When we returned from Denver, we felt hopeful. We’d seen God move. We had a bit of a plan for the first time. But, Parker was not better and was not sleeping. We had been reading in The Journey of the father in Mark 9:24 who said, “I do believe. Help my unbelief.” This had cut straight to my heart. The girls in my c-group prayed this verse over me. And they prayed for Parker to sleep!
That very night, he slept the entire night!!! Which he had done only a few times since birth. And then he slept again,the next night. I was rejoicing. God had swooped in. He had saved us! He had healed Parker! I was telling everyone. Shouting it from the rooftops.
But…we had a horrible 3rd night. An ALL night scream session. To be honest, I felt tricked by God and I was really angry.

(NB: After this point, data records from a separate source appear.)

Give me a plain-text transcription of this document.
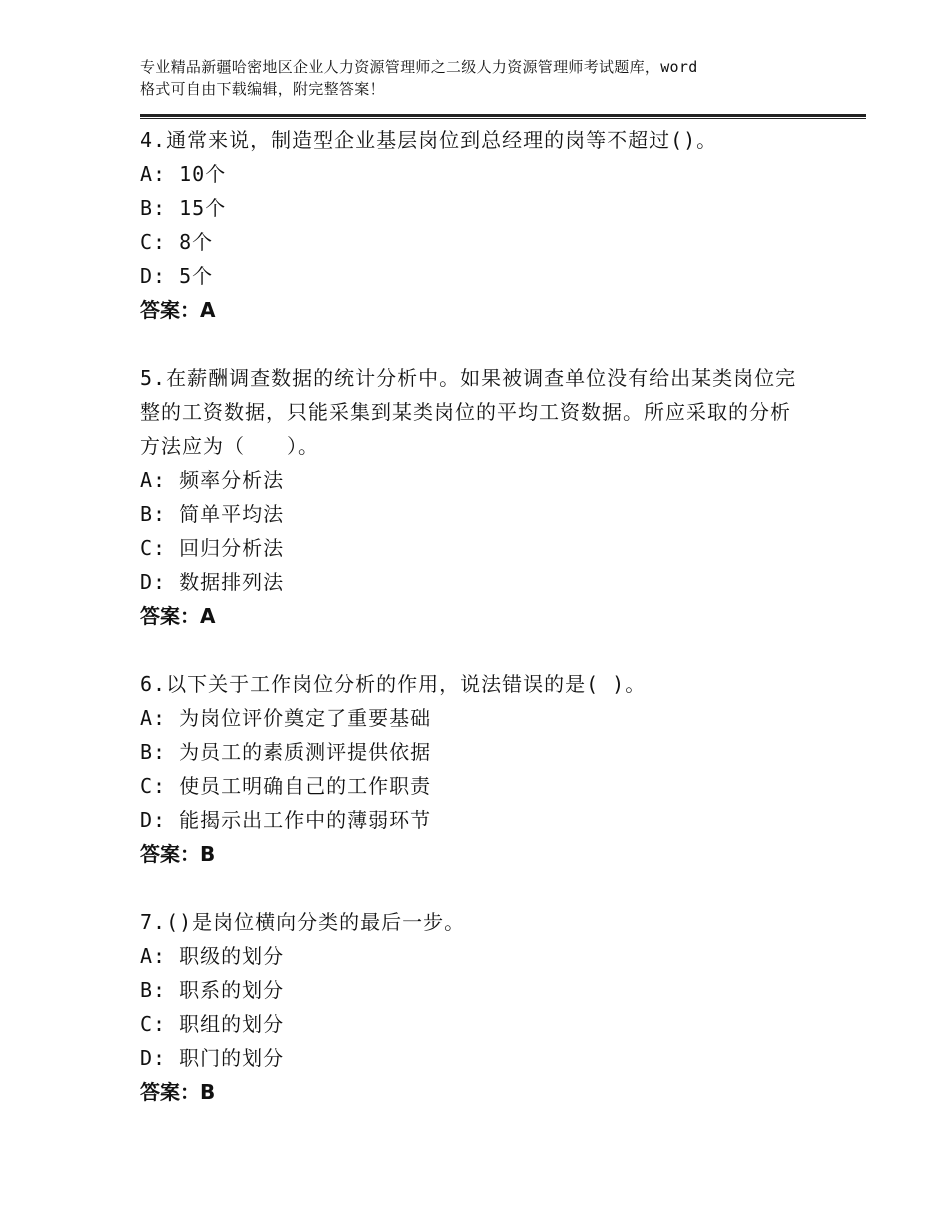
专业精品新疆哈密地区企业人力资源管理师之二级人力资源管理师考试题库，word
格式可自由下载编辑，附完整答案！
4.通常来说，制造型企业基层岗位到总经理的岗等不超过()。
A: 10个
B: 15个
C: 8个
D: 5个
答案：A
5.在薪酬调查数据的统计分析中。如果被调查单位没有给出某类岗位完整的工资数据，只能采集到某类岗位的平均工资数据。所应采取的分析方法应为（　　）。
A: 频率分析法
B: 简单平均法
C: 回归分析法
D: 数据排列法
答案：A
6.以下关于工作岗位分析的作用，说法错误的是( )。
A: 为岗位评价奠定了重要基础
B: 为员工的素质测评提供依据
C: 使员工明确自己的工作职责
D: 能揭示出工作中的薄弱环节
答案：B
7.()是岗位横向分类的最后一步。
A: 职级的划分
B: 职系的划分
C: 职组的划分
D: 职门的划分
答案：B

How could he bring us this far, and then leave us?
But, true to his form, God did not leave. He moved. Slowly and perfectly. He gave me a dream to change Parker’s bed. He gave Vince wisdom about new medication. Better and better and better. We look to that c-group prayer night as a huge turning point.
God made scripture come alive. Words that I’d read many times, were seeming to break the barrier in my soul. Promises, “the Lord your God is WITH you. He is mighty to save.” (Zeph 3:17). “The Lord is close to the broken-hearted. (Ps )
God spoke to me 2 years ago, very clearly, that he was NOT going to heal Parker, but was going to use Parker’s story to change the world for the kingdom of God.
I really struggled with this. Especially because at this time, I thought Parker had a GI condition. Why would God not heal him? And then tell me he wasn’t going to?? I was really mad about this, again, to be honest. Even though I knew He had said it, I still didn’t like it.
Now looking back, 2 years almost to the month of this conversation with God, we received a diagnosis for Parker last Tuesday. Asperger’s syndrome. High functioning autism.
Most all kids with Asperger’s have a “biologically sensitive system”. Their body over reacts to everything. Heat, noise, lights, sickness, food. Food intolerances are very common in these kids, as well as prolonged insomnia. All the loose ends are tied into a nice, diagnostic bow.
While he does get lost in conversation, Parker is friendly and smart and not what I had stereotyped in my mind as Autistic. That is the interesting thing about the Autism Spectrum. It is a full spectrum. If you know one kid with Autism, you do not know the next. Vince and I got a chance to go the the state Autism conference this weekend and felt like for the first time, people understood our struggle with Parker. Things actually made sense. We had somewhere that we actually fit.
Interestingly enough, this is exactly what God said. He wasn’t going to heal Parker because this was precisely how He made him. He made him fearfully and wonderfully with Asperger’s. He made him smart and unique and passionate. He made him exactly how he wants him … to be able to change the world for The kingdom of God.
This Thanksgiving we are thankful that God is never too late. That He never left us. We are thankful for answers. Thankful that God used this time to draw us close together and close to him. Thankful that God is the same yesterday, today, and forever. Thankful that God keeps his promises. “Blessed is she that believes the promises the Lord has given to her.” Luke 1:45
2 thoughts on “Our Journey with Aspergers”
Love your words intertwined with the truths and goodness of God. My Luke is also fearfully and wonderfully made with Autism. In our short journey of 3 years since his diagnosis, I have seen and felt the kingdom of God more tangibly than ever before. Love that our boys stories can and will draw people to the arms of our Father!
Thank you so much for commenting! And, I agree 100%! Would love to chat about our boys sometime. Thank you for sharing a part of your story!